Honors and Awards

The reviews for The Devil and Daniel Webster were mixed. Even those critics who found it very well made were hard put to describe its mixture of drama and comedy, reality and fantasy. The film was also not a box office success. It was estimated to be anywhere between $35,000 and $53,000 in the red after its initial run, in large part because of the great costs necessitated by re-shooting Daniel's scenes after Thomas Mitchell's accident. Subsequent revivals and reissues have made it something of a cult hit.

Bernard Herrmann won his only Academy Award for the score for The Devil and Daniel Webster, competing against himself for his score for Citizen Kane (1941).

Walter Huston was nominated for an Academy Award for Best Actor but lost to Gary Cooper in Sergeant York (1941).
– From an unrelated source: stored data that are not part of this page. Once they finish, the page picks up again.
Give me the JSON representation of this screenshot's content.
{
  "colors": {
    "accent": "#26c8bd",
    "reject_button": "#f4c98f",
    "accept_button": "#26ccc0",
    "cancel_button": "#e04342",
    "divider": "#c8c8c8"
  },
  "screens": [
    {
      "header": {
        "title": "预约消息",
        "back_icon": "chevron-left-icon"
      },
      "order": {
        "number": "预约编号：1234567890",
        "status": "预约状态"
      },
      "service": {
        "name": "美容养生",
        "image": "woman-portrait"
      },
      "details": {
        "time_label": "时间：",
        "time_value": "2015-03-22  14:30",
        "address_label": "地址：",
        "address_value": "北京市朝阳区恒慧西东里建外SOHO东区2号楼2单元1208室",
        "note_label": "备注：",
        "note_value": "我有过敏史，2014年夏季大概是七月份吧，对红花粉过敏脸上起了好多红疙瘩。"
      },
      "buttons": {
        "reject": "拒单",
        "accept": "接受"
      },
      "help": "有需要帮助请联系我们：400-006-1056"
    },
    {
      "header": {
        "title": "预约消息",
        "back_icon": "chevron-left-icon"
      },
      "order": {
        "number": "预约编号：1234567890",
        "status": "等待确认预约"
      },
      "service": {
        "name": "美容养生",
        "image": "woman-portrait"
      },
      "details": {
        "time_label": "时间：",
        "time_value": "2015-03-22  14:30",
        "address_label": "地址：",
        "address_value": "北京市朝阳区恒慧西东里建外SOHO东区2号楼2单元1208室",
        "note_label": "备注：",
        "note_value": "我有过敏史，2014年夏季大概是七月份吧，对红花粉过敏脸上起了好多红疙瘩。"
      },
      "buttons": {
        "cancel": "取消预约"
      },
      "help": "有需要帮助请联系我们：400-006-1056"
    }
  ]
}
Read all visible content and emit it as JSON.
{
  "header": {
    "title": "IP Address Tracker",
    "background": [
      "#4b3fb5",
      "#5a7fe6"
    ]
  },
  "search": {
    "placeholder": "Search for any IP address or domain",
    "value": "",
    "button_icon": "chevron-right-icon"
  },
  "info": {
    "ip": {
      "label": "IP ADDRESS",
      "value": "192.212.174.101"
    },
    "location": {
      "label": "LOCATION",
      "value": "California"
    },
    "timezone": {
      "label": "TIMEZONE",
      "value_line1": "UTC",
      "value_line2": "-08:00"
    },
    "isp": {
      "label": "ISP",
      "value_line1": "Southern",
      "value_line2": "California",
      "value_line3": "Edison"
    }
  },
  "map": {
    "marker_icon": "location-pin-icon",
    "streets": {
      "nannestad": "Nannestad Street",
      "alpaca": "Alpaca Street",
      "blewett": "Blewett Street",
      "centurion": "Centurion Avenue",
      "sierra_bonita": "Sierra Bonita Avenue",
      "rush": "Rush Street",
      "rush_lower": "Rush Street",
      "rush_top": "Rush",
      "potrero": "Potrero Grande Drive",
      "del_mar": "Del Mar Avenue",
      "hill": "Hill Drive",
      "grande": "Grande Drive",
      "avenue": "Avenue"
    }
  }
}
The Critics' Corner: THE DEVIL AND DANIEL WEBSTER

"Out of that charming folk story, 'The Devil and Daniel Webster' by Stephen Vincent Benet, William Dieterle and a corps of associates have drawn their inspiration for a pleasantly provocative and slyly humorous film entitled All That Money Can Buy.... By all the signs and portents, it should be one of the best pictures of the year, for it has virtually everything in the way of cast and story that RKO could afford; it transcends the ordinary confines of the realistic film and climbs into the realm of free-thought fantasy, which should be most congenial to the screen. And it treats upon a theme of human destiny, which all of us are thinking about these days. ... This, we say, should be the substance of an extraordinary film. It is not. For Mr. Dieterle has failed to bring into related focus before our eyes that which is supposed to be real and that which is supernatural. ... [Benet's story] should never have been elaborated out of proportion to its original modest frame. ... And it should have been directed by someone who understood New England."
– Bosley Crowther, New York Times, October 17, 1941

"Walter Huston plays Mr. Scratch with such consummate skill that it will be hard for me ever to think of Mephistopheles again without recalling his roguish and malignant portrayal of the part."
– Howard Barnes, New York Herald Tribune, October 1941

"A melodramatic fever dream, a hallucinatory tour de force in which marvelous, evocative effects and extraordinary performances combine onscreen in ways sophisticated and sometimes not. ... And, as he has since Paradise Lost, the Devil gets the best lines."
– author Tom Piazza in the booklet accompanying the Criterion Collection DVD release

"The Devil and Daniel Webster is resplendent in multiple levels of cinematic beauty: Dieterle's direction, its dexterousness striking a fine cinematic counterpoint to the movie's very Germanic mood and subject; August's chiaroscuro photography, which made every shadow on the screen memorable; Bernard Herrmann's score, a pastoral wonder that deserved at least as much recognition as Aaron Copland's "Appalachian Spring"; and Robert Wise's editing, which gave The Devil and Daniel Webster edges as finely cut as those of Kane."
– film historian Bruce Eder, 1992

"A fascinating version of the Faust legend...it all looks terrific, directed by Dieterle in his best expressionist mood, with superb sets (Van Nest Polglase), score (Bernard Herrmann), camerawork (the great Joe August), and a township that looks as if it came straight out of a Grant Wood painting."
- Tom Milne, TimeOut Film Guide

"A brilliant Germanic Faust set in 19th-century New Hampshire and using historical figures, alienation effects, comedy asides and the whole cinematic box of tricks which Hollywood had just learned again through Citizen Kane. A magic act in more ways than one."
- Halliwell's Film & Video Guide

"The Faustian story is handled with considerable verve by Dieterle, who balances light and shadow, historical verisimilitude and fantasy, with a style that is consistently engaging. The photography (veteran cameraman Joseph August) is first-rate, and the film also boasts a magnificent score...The one real weakness is the central performance of Craig, a less than distinguished actor who tends to go overboard when he tries to emote. But it's a rousing yarn nevertheless.."
- Chris Dashiell, CineSceen.com

"It's a twist on the Faust theme, but Benet isn't Goethe...Trouble for Dieterle (and the audience) starts when Walter Huston appears on the scene via double-exposure and whispers beguiling temptations into the ear of the young husband-farmer...From there to the finish it's mostly symbols and morality play."
- Variety

"The result is one of the most convincing and entertaining socialist films ever made. The result has all the humanity of a Frank Capra picture without the sentimentality. This emphasis is clearly intentional, since Benet's original story and his operatic adaptation all have their emphasis on Stone's trial and defense by Webster; here that's almost an afterthought. The focus is really on the corrupting influence of wealth and power."
- Mark Zimmer, www.digitallyobsessed.com

"...a great picture with a primitive Americana feel, some unforgettable performances and one of Bernard Herrmann's best music scores...The script is literate, but in this long version dawdles a bit in some scenes and takes too long to get the story rolling...we can see why RKO wanted it cut."